Reflect on whether your dating preference actually aligns with your long-term aims.

Ali Jackson, a romantic coach located in New York, employs ChatGPT for some tasks – but she is not an advocate. In the past six months or so, she says “every one” of her clients has come her complaining about “chatfishing” or people who use AI to generate everything on their dating apps – all the way down to the DMs they send. I asked Jackson if my strike against ChatGPT chumps was too harsh. She said no, proceed and judge, though it might limit my dating pool – about 10% of the adult population now utilizes the tech.

“Ask yourself if your choice is truly serving your long-term goals,” Jackson said. “In your case, I would assume that’s one of your values, and it’s important to find someone whose beliefs are aligned with yours.”

Others Who Have the AI Ick.

The aversion for AI applies beyond the romantic realm.
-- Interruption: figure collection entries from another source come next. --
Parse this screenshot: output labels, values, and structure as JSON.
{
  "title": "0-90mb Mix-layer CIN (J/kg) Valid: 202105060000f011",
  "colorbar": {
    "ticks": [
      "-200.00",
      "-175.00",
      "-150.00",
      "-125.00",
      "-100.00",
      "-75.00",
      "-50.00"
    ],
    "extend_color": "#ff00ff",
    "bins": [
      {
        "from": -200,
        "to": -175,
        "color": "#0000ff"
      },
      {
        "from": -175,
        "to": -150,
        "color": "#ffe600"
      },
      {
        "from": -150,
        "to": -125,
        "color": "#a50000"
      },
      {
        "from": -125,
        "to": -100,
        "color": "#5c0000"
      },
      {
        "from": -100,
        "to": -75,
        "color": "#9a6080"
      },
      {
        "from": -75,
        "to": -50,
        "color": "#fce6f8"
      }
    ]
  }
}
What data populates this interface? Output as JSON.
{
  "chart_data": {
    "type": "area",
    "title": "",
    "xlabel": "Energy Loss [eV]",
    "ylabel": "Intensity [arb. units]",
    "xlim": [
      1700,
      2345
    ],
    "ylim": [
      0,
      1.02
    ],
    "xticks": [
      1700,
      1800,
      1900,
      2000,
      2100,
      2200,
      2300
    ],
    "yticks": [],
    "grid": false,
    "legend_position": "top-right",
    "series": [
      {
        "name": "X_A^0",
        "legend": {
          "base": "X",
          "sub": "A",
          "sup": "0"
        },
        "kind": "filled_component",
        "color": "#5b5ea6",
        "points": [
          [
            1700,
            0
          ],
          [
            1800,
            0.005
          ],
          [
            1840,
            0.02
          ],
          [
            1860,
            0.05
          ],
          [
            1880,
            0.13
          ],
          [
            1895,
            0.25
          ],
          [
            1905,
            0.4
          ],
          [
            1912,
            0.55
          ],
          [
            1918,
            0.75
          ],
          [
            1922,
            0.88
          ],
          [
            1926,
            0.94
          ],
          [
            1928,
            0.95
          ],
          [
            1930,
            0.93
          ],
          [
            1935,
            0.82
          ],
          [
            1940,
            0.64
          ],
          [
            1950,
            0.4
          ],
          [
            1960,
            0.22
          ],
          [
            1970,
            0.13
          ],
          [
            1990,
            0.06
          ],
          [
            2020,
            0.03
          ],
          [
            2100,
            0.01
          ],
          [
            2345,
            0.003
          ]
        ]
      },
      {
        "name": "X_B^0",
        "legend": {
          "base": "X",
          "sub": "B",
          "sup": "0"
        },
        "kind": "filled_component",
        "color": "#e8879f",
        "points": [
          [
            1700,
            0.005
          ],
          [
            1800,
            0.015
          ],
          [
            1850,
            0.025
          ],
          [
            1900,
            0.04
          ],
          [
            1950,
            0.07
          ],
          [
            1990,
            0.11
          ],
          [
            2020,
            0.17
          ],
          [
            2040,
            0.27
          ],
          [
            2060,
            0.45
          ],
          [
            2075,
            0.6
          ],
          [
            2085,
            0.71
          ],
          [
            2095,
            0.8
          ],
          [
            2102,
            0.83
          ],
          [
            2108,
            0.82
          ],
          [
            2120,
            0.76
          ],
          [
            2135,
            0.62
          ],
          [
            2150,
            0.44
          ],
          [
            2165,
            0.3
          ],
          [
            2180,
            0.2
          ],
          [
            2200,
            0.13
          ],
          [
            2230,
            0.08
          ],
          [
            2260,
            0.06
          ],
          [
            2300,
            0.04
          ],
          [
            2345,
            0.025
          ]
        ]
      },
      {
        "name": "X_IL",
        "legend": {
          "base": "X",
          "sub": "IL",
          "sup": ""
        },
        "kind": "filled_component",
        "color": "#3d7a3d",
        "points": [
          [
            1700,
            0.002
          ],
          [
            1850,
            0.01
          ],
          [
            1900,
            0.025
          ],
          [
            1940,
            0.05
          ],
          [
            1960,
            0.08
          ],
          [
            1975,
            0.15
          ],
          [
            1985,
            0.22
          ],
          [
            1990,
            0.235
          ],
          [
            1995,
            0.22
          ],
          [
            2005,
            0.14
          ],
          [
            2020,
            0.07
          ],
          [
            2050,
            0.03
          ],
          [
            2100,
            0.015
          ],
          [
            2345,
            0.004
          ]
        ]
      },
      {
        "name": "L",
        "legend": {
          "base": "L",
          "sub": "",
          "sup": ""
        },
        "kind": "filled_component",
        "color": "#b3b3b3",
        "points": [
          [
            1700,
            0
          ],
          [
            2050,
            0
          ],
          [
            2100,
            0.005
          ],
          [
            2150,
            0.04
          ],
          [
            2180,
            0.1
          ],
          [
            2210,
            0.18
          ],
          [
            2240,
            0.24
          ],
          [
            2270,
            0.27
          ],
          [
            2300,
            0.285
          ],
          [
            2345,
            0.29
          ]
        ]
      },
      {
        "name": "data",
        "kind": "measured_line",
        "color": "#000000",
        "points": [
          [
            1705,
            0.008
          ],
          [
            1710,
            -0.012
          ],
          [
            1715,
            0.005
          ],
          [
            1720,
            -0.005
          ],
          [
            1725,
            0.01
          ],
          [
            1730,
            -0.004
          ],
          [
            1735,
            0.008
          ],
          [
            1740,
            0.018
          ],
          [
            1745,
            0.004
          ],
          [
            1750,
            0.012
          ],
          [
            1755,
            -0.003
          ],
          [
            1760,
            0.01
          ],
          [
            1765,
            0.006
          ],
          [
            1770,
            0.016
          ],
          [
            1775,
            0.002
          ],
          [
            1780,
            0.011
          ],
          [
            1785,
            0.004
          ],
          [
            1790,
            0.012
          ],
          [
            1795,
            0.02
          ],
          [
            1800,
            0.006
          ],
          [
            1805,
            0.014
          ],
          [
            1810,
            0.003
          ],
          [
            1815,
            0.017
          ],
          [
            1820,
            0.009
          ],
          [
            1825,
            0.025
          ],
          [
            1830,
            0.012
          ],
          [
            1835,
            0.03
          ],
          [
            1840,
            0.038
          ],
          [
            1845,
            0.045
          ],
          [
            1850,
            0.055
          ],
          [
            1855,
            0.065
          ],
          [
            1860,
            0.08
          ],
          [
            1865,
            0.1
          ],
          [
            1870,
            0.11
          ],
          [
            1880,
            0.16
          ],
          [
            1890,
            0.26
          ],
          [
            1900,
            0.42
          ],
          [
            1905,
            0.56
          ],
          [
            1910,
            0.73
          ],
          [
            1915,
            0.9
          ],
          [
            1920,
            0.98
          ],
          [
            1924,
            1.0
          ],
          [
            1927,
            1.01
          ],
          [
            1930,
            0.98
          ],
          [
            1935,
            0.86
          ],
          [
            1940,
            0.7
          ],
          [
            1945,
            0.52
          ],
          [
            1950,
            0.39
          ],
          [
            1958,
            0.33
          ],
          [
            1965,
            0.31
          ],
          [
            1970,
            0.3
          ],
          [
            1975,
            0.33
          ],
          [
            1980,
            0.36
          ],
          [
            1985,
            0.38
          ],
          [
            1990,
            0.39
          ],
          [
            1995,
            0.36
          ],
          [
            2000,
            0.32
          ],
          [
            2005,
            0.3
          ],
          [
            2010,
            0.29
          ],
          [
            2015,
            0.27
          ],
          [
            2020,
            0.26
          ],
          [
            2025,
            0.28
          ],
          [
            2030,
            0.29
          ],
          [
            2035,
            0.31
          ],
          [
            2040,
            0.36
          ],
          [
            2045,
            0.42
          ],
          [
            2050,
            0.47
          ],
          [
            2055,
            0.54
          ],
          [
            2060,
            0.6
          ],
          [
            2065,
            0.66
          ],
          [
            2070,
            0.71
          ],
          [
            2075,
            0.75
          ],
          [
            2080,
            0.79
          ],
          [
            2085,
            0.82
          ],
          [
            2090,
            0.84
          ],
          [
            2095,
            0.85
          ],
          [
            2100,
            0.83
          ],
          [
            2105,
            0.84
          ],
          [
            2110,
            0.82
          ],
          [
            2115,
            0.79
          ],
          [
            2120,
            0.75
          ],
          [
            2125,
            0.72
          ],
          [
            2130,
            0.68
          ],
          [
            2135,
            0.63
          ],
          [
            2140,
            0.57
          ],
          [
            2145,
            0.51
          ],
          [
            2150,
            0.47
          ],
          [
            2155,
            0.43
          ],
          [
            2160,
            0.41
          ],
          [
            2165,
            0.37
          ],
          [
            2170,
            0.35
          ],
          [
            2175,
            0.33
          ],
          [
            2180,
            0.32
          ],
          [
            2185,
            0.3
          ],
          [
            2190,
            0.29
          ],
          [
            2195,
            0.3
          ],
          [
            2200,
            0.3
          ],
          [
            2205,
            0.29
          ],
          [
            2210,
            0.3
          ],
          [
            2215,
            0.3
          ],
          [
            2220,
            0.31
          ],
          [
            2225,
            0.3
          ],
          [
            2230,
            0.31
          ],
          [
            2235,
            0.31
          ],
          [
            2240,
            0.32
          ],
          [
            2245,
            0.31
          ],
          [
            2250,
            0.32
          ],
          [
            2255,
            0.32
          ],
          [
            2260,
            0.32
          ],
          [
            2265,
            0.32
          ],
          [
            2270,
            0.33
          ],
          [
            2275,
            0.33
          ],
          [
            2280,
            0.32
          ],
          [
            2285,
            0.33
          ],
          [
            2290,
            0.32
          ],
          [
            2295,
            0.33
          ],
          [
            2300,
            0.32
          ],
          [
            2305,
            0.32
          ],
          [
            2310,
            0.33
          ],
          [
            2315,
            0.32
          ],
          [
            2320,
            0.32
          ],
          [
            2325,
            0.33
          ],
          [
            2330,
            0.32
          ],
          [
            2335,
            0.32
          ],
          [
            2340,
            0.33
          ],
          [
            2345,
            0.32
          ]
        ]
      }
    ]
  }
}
Ana Pereira, 26, lives in Brooklyn and works in sound for various live music venues across the city. She fantasizes about going into her phone settings and disabling AI features on all her apps, though tech platforms from Google to Spotify make it almost impossible to disable. Pereira thinks that using ChatGPT “demonstrates such a laziness”.

“It’s like you can’t think for yourself, and you have to rely on an app for that,” she said.

Two of Pereira’s friends recently had a complicated breakup. She sided with one of them after learning the other turned to ChatGPT, a notoriously poor therapy substitute, not their partner, when they needed to talk about their feelings. “It’s like they refused to sit through any difficult human feelings,” she said. “They just wanted to deal with something and continue, which is not how things work.”

Suddenly I was unable to do it by myself. I was too reliant on AI to do the most basic things [at work].

Richard Barnes, who is 31 and works as a marine biologist and restaurant server in Hawaii, is likewise skeptical. “I am not sure if I would think differently about someone who uses ChatGPT, but I would be like, ‘come on,’” he said. “You shouldn’t have to depend on it to make a grocery list. Your life is likely not that hard. We can make the list together.”

Celebrity and Tech Backlash.

Guillermo del Toro’s declaration that he’d “rather die” over using AI garnered significant coverage. Ditto for, SZA’s Instagram stories rant against the tech cautioning about “environmental racism” and showing fear over users who are “codependent on a machine”. The same goes for when Simu Liu, Alison Roman, Céline Dion, Emily Blunt, and others make statements that are critical of AI in their various industries. I think these quotes go viral for a cause: people sympathize with them.

Even, to an degree, the people who power the tech industry. Last month, Pinterest added a filter that lets users turn off AI content. Meta lets users mute, but not entirely remove, similar slop on Instagram. Sources indicated that “cursor resistance” is on the rise, as some Silicon Valley professionals won’t use AI to write their code.

{Luciano Noijeen, a lead software engineer working in Greece and the Netherlands, told me that he enthusiastically used AI in the past to write or punch up his coding.|According to Luciano Noijeen, a {lead|

Janet Khan
Janet Khan

Maya is a seasoned gaming enthusiast and writer, passionate about sharing insights on online casinos and player strategies.